Causes and Incidence
The cause of some hypothyroidism is unknown but is thought to be autoimmune in origin. Other hypothyroidism is caused by destruction of thyroid or pituitary tissue by underlying disease, surgery, or radiation treatment. Hypothyroidism is a common disorder that affects all age groups. Women between 30 and 60 years of age are most often affected. It also occurs in approximately 1 of every 4,500 live births. The incidence is rising in the elderly population.
When the supply of thyroid hormone is inadequate, a general depression of most cellular enzyme systems and oxidative processes results, reducing the metabolic activity of the cells. This in turn reduces oxygen consumption, decreases energy production, and lessens body heat. Tissues are infiltrated by mucopolysaccharides, carotene is deposited in epidermal layers, adrenergic stimulation is decreased, protein effusion collects in the pericardial and pleural sacs, and proteinaceous ground substances are deposited in tissues.
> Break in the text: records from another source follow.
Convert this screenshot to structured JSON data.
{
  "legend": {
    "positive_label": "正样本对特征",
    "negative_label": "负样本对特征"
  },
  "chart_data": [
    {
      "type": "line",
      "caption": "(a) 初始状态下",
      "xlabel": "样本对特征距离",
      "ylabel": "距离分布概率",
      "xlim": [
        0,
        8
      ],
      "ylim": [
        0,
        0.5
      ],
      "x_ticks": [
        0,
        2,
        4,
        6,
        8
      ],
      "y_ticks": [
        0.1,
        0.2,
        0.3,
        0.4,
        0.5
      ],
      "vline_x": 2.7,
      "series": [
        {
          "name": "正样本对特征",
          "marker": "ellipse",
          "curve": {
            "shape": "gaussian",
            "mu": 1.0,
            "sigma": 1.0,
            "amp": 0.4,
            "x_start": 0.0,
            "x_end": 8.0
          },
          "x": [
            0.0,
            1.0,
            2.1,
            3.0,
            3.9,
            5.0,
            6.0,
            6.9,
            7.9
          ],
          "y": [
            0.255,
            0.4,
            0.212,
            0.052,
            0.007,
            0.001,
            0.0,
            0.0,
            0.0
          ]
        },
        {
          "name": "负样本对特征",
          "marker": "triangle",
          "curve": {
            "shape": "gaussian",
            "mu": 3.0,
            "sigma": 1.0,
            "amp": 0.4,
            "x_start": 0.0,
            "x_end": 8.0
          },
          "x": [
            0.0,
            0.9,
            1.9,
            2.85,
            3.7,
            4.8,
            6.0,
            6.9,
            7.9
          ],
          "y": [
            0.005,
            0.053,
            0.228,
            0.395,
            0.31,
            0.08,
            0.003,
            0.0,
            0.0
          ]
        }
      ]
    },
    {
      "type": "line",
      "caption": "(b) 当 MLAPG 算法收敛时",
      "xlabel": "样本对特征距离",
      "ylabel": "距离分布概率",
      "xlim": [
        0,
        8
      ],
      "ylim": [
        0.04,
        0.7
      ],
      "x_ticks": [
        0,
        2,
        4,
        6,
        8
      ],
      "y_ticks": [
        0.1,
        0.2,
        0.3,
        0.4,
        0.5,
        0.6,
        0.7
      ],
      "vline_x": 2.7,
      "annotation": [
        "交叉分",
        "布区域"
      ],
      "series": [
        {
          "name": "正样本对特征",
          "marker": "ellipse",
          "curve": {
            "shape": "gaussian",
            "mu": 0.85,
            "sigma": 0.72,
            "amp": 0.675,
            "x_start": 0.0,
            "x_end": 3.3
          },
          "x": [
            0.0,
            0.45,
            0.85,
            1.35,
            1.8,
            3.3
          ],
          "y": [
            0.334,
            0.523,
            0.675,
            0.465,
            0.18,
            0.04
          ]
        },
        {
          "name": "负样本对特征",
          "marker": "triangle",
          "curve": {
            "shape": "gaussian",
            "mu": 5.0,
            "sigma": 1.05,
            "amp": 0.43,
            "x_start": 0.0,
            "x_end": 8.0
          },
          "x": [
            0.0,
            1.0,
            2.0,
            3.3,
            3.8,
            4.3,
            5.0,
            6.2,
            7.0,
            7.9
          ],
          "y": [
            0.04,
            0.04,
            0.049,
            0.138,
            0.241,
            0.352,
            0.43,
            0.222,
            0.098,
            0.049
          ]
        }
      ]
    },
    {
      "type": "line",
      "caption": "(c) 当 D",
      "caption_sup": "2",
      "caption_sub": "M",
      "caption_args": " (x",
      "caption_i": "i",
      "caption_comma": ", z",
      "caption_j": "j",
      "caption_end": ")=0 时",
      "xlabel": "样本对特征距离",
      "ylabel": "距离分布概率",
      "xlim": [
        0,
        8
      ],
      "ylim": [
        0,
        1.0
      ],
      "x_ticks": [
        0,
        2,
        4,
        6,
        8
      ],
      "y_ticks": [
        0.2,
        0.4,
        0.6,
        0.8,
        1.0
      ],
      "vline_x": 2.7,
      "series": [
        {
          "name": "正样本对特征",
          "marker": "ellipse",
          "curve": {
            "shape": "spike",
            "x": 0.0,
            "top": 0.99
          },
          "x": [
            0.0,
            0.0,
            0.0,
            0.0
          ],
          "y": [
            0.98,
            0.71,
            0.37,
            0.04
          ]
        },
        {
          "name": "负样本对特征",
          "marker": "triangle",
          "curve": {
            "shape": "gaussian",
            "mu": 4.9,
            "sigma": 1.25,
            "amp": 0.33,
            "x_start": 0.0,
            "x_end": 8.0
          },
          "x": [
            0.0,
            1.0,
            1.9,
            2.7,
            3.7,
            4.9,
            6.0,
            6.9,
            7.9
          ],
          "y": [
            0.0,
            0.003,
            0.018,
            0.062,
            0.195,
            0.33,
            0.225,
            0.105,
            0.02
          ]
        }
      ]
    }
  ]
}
Signs and symptoms are often insidious in onset. They include fatigue and lethargy; mild weight gain; cold, pale, dry, rough hands and feet; reduced attention span with memory impairment, slowed speech, and loss of initiative; swelling in extremities and around the eyes, eyelids, and face; menstrual irregularities; muscle aches and weakness; joint aches and stiffness; clumsiness; hyperstiff reflexes; decreased pulse; decreased blood pressure; agitation; depression; and paranoia.
Myxedema coma is a life-threatening complication of hypothyroidism that requires immediate treatment. Other complications include ischemic heart disease, congestive failure, pleural and pericardial effusion, deafness, psychosis, and anemia.
Serum and serum-free triiodothyronine and thyroxine are decreased; serum thyroid-stimulating hormone is increased in primary hypothyroidism and decreased in secondary hypothyroidism.
Oral replacement thyroid hormone; IV form is used for myxedemic coma.
Lifelong monitoring; instruction about lifelong thyroid hormone replacement therapy and the importance of consistent and timely use.